Algérie

Djamaâ El-Djazaïr (Grande mosquée d'Alger) Les délais seront respectés



Mise au point - Le DG de l'Agence nationale de réalisation et de gestion de Djamaâ El-Djazaïr a levé toute équivoque sur la nature du sol mais aussi sur les travaux de cet ouvrage de grande envergure prévu en 2015.
Face aux critiques des experts rapportées par la presse, Mohamed Lakhdar Aloui a essayé de donner le maximum d'arguments pour rassurer tout le monde sur la compétence des sept entreprises chinoises chargées de réaliser cette mosquée, notamment sur le respect des délais de livraison du projet, sur la performance du système parasismique, mais aussi sur l'intégration de la main-d''uvre algérienne dans le projet.
«Ces entreprises, auxquelles est confiée la réalisation de la Grande mosquée d'Alger, sont tenues de respecter le contrat et les délais de réalisation, et, le cas échéant, elles seront obligées de payer des pénalités pouvant même les amener à la faillite. Un risque qu'elles vont, par tous les moyens ne pas courir». En un mot «nous n'avons accusé aucun retard depuis le lancement des travaux entamés depuis déjà quatre mois».

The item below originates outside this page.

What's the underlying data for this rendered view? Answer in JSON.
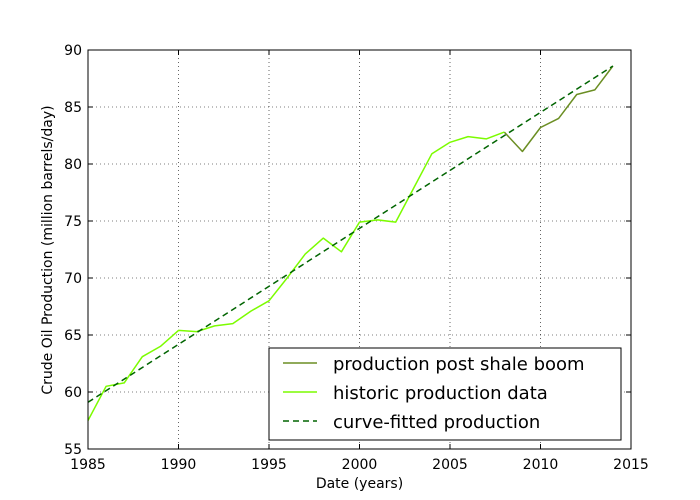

Interrogé sur la sélection de l'offre et la faisabilité du projet, M. Aloui dira que «la première sélection a été minutieusement évaluée par d'éminents experts, parmi les 15 entreprises issues des quatre continents choisis, sept entreprises chinoises ont été retenues puisqu'elles ont répondu favorablement aux différents critères mentionnés dans les cahiers des charges (technique, financement, expérience, capacité) du projet en question».
À propos des craintes affichées par les experts sur les risques sismiques et sur la qualité du sol, il dit qu'une étude géotechnique a été réalisée par un groupement de laboratoires selon un cahier des charges très détaillé. Les résultats ont été vérifiés et exploités par le maître de l''uvre et CGS.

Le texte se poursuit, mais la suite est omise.